Australian far-right provocateur and commentator

Avraham Shalom Yemini ( Waks; אברהם שלום ימיני) is an Australian-Israeli far-right provocateur and commentator. Since 2020 he has worked as the Australian correspondent for Rebel News, a Canadian far-right website. Yemini has been involved in numerous cases of litigation, initiated both by him and against him.

Yemini grew up in a large family in Melbourne, Victoria, and attended various Orthodox Jewish schools in Melbourne and overseas. When he was 16 he became addicted to heroin and at the age of 19 joined the Israel Defense Forces (IDF) in an attempt to get off drugs. He later opened up and ran two gyms in the Melbourne area, both of which were sold in 2018.

In 2018, Yemini unsuccessfully ran as a candidate for the Australian Liberty Alliance in the Victorian state election.

==Early life and education==
Yemini was born in Melbourne, Victoria, to Zephaniah (formerly Stephen) and Hava Waks, and grew up in the Melbourne suburb of St Kilda East.
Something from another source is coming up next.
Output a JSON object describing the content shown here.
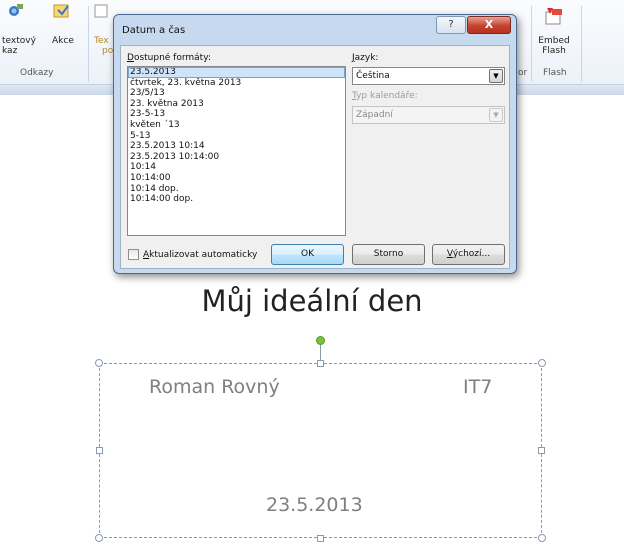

He is one of seventeen children who were raised in an ultra-Orthodox Chabad family. Yemini is a younger brother of Manny Waks.

Yemini attended Yeshivah College, and was later sent to ultra-Orthodox schools in the U.S., Israel and Brazil. He returned to Melbourne when he was 16, and subsequently became addicted to heroin. He spent the next two years in rehab, foster homes and crisis care.

==Career==
Yemini joined the IDF when he was 19, in an effort to address his drug addiction. He served with the IDF's Golani Brigade from 2005 until 2008. Most of his active duty was spent along the border of the Gaza Strip. After returning to Australia, Yemini opened IDF Training, a gym in Caulfield, Victoria. The gym, known for training Krav Maga, was at the time described as largest training centre for the martial art in Australia. In 2016 he opened a second gym in the Melbourne central business district. In 2018, Yemini sold the gyms.
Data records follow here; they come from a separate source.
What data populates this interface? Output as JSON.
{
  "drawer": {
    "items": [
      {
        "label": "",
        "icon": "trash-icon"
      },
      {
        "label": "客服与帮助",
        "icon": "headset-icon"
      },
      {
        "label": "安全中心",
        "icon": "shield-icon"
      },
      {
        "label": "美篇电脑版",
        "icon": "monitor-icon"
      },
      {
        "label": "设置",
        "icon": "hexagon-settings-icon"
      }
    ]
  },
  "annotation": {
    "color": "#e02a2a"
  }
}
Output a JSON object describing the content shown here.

In 2015, Yemini started his own Facebook page which he used to start building a profile by creating controversy. In 2017 he worked as a content creator for the Australian Liberty Alliance. Yemini later ran as a candidate for the Australian Liberty Alliance in the Southern Metropolitan Region of the Victorian Legislative Council at the 2018 state election. He was unsuccessful, receiving 0.49% of the vote. By 2019, Yemini was a staple in Australian far-right media, being a regular guest on The Bolt Report and Mark Latham's Outsiders.

In 2020, Yemini became the Australian correspondent for the Canadian far-right outlet, Rebel News. He is known for his performance skills and opportunistic nature. Through his work with Rebel, Yemini emerged as a critic of former Victorian Premier Daniel Andrews and his government's response to the COVID-19 pandemic.
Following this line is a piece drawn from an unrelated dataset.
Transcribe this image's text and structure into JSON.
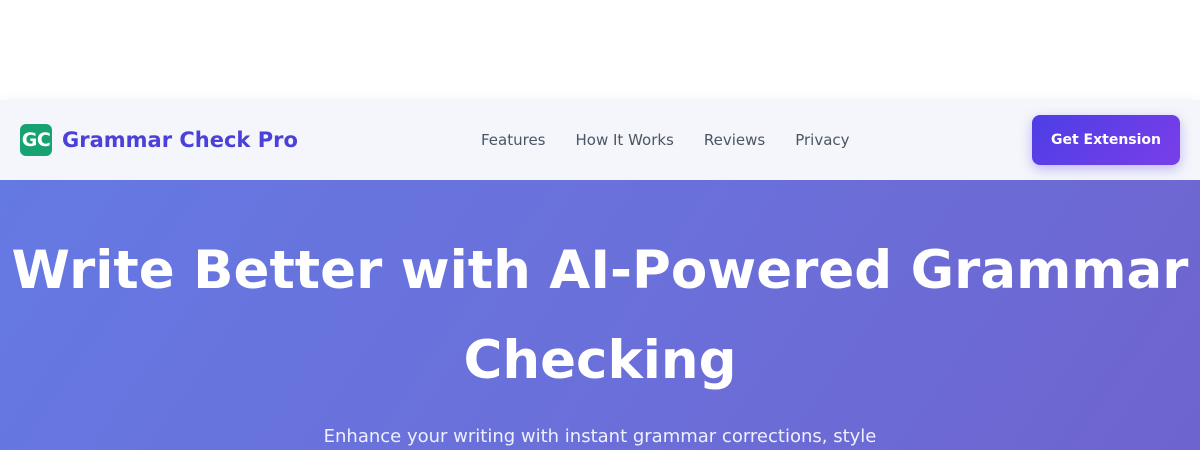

In 2026, Yemini tried to form a party called Free Palestine party for the 2026 Victorian state election, in a bid to attract votes from left-wing voters and redirect preferences of votes the party receives to right-wing parties. The electoral commission responded by confirming it had no authority to prevent parties from adopting misleading names, and in June the commission began the process of registering "Free Palestine" as a political party. In July 2026 The Age reported that the Allan government was set to introduce legislation by the end of the month to abolish group voting tickets.

=== Social media bans ===
In April 2016, the Facebook page for Yemini's IDF Training gym was banned for three days for sharing an antisemitic post with the hashtag "saynotoracism". Yemini said he had shared the post to raise awareness of the intolerance faced by the Jewish community.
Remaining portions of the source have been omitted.